Thiago sempre quis passar a paixão pelo Palmeiras e futebol ao filho. Agora, como tem conseguido, luta para que ele possa ter uma vida normal. “Espero que cada vez mais consigamos inseri-lo na sociedade e que os jogos do Palmeiras possam ser o maior lazer”. Para isso, quer continuar levando, enquanto perceber que está sendo bom para o tratamento. “Meus amigos amam a presença dele, são todos entusiastas. Já virou o mascote da turma”.
Os dois jogos deste ano vistos in loco por Murilo, contra Santos e Vitória, terminaram com vitória do Palmeiras por 3 a 2. Em ambos o Verdão saiu vencendo por 2 a 0, tomou o empate e conseguiu sair vencedor.
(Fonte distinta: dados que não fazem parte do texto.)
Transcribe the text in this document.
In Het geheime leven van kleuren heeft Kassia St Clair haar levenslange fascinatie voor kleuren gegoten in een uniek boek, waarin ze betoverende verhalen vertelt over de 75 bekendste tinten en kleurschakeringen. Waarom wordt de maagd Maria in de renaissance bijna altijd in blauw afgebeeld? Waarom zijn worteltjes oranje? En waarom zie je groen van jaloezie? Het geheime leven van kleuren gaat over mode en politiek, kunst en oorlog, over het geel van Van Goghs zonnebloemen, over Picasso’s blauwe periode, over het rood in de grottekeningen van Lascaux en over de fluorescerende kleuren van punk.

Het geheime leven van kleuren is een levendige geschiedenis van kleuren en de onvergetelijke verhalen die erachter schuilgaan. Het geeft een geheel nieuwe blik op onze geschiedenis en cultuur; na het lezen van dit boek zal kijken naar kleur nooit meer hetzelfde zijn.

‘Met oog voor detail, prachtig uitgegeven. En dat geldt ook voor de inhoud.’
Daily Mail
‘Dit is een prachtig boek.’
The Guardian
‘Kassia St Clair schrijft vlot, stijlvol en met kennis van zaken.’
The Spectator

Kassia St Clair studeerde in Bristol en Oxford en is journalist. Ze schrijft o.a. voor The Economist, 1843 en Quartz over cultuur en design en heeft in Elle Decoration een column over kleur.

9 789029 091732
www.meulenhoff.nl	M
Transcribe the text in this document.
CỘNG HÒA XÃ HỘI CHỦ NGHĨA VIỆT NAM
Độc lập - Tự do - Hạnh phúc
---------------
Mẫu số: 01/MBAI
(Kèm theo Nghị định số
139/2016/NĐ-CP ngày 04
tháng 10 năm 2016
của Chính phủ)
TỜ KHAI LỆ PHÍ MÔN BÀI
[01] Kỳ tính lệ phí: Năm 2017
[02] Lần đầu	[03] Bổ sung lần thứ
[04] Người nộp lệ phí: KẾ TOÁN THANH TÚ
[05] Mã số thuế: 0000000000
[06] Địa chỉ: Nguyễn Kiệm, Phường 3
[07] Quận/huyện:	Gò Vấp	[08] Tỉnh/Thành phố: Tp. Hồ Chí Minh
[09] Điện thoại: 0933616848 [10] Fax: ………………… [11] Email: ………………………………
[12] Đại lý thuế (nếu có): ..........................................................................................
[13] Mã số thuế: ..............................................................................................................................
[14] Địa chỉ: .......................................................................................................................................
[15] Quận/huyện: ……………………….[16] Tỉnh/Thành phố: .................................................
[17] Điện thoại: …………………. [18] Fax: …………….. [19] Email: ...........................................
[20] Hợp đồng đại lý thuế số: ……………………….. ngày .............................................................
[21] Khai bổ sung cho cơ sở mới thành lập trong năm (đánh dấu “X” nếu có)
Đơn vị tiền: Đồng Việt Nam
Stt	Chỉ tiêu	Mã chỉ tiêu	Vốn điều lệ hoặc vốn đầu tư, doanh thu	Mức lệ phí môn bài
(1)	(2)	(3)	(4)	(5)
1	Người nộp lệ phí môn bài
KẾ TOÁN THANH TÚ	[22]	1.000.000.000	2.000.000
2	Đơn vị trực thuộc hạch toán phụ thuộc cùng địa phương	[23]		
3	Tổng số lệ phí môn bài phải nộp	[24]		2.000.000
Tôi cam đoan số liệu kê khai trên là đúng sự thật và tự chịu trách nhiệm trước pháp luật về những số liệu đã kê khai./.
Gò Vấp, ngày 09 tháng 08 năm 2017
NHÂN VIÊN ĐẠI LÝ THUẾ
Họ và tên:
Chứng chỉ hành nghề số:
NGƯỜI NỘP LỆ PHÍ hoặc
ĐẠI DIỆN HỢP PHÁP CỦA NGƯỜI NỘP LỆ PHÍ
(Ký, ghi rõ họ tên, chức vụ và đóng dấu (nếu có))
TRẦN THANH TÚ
Também foram as duas únicas partidas em que Edu Dracena fez gol – o que fez Thiago considerar que Murilo é o “talismã do Dracena”.
Mas, além de talismã do jogador, o garoto é o orgulho do pai. “Minha função é mostrá-lo tudo que existe nesta vida, e ele julgar se vai gostar ou não. Poder passar a paixão pelo Palmeiras para ele era algo que até então eu nem cogitava. Ele me surpreende a cada dia”.